Güneş, Madagaskar'ın başkenti Antananarivo'nun üzerine doğarken, ülkenin kaderi değişiyordu. Askeri birlikler, şafak vakti sessizliğini zırhlı araçların gürültüsüyle bozarak stratejik noktaları ele geçirdi. Tam bir kargaşa hakimdi ortalığa.

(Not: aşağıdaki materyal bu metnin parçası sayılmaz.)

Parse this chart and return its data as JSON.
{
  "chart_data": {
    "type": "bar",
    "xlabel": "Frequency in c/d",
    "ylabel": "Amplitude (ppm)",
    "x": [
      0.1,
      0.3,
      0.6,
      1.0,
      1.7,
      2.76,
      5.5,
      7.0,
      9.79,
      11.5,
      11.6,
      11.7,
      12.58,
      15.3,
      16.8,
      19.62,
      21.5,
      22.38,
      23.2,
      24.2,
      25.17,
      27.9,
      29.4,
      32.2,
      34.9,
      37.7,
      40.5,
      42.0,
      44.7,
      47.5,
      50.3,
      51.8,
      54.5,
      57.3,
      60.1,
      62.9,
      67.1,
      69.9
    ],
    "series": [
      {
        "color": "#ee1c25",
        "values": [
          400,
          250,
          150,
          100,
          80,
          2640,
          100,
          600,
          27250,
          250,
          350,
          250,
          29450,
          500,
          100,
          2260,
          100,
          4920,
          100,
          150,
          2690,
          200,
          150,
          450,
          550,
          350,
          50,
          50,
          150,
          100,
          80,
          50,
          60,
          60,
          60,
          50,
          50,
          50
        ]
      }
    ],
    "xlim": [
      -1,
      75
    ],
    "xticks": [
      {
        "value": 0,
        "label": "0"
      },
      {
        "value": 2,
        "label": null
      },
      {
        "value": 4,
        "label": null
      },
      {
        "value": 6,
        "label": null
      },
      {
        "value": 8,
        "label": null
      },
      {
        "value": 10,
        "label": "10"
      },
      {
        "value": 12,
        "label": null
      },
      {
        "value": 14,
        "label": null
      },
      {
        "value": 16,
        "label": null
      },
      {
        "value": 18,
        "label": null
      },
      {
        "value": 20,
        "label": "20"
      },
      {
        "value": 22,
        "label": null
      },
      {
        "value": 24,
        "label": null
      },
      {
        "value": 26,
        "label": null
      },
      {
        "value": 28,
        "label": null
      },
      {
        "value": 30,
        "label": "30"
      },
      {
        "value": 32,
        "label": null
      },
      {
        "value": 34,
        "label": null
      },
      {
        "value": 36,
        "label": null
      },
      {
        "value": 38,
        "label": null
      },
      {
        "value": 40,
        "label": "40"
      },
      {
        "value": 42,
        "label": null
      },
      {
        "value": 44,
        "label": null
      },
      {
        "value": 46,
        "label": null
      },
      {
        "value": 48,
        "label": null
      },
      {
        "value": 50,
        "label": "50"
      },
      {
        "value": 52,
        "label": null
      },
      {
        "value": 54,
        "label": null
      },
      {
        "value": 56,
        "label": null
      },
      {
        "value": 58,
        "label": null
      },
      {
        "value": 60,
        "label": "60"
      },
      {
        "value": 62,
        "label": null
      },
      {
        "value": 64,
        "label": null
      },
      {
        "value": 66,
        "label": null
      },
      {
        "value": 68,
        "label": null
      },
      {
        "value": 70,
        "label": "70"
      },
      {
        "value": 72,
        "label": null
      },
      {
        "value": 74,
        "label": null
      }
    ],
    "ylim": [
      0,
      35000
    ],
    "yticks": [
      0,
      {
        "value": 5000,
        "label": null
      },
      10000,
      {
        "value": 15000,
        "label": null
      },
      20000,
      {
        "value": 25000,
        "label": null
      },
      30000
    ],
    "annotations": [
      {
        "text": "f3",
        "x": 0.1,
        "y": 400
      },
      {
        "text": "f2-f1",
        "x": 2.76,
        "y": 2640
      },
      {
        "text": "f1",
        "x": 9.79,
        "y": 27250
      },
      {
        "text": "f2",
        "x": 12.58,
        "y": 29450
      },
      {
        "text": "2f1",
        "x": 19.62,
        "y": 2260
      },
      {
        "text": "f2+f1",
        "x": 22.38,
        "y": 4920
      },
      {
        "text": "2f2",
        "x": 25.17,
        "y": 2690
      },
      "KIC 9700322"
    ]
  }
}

Ordunun üst düzey komutanları, öğle saatlerinde yaptıkları açıklamayla şok etkisi yarattı. "Artık yeter!" diyordu bir general, kameralar karşısında. Ülke yönetiminin tamamen orduya geçtiğini, anayasal düzenin askıya alındığını duyuruyorlardı. Sanki bir film sahnesi gibiydi her şey, ama ne yazık ki gerçekti.
Krizin Arka Planı Ne?
Aslında bu gelişme bir sürpriz sayılmazdı. Son haftalarda siyasi gerilim giderek tırmanıyordu. Hükümet ile muhalefet arasındaki pazarlıklar çıkmaza girmiş, sokak protestoları şiddetlenmişti. Ordunun sabrı taşmıştı anlaşılan.
Yerel bir gazeteci telefonla anlatıyordu: "Sokaklar asker kaynıyor. İnsanlar panik içinde evlerine kapandı. Sosyal medyada kesintiler var. Durum çok ciddi."
Uluslararası Tepkiler Bekleniyor
Afrika Birliği'nin şimdiden olağanüstü toplantı çağrısı yaptığı söyleniyor. Birleşmiş Milletler ise durumu yakından izlediğini açıkladı. Batılı ülkelerden henüz resmi açıklama gelmese de, diplomatik kaynaklar endişeli olduklarını belirtiyor.
Madagaskar, tarihinde benzer askeri müdahaleler görmüş bir ülke. 2009'da yaşanan darbe hala hafızalarda taze. Umarım bu sefer durum farklı gelişir.
Sokağa çıkma yasağı ilan edildiği söylentisi dolaşıyor, ama resmi teyit gelmedi henüz. Havalimanının askeri kontrol altında olduğu ise kesin gibi. Turistler için de zor günler bekliyor anlaşılan.
Bu gece Madagaskar'da kimse rahat uyuyamayacak. Askeri yönetimin ne kadar süreceği, sivil yönetime ne zaman dönüleceği ise herkesin kafasındaki soru işareti. Afrika'nın bu büyüleyici adasının geleceği, şu an askeri üniformalıların elinde.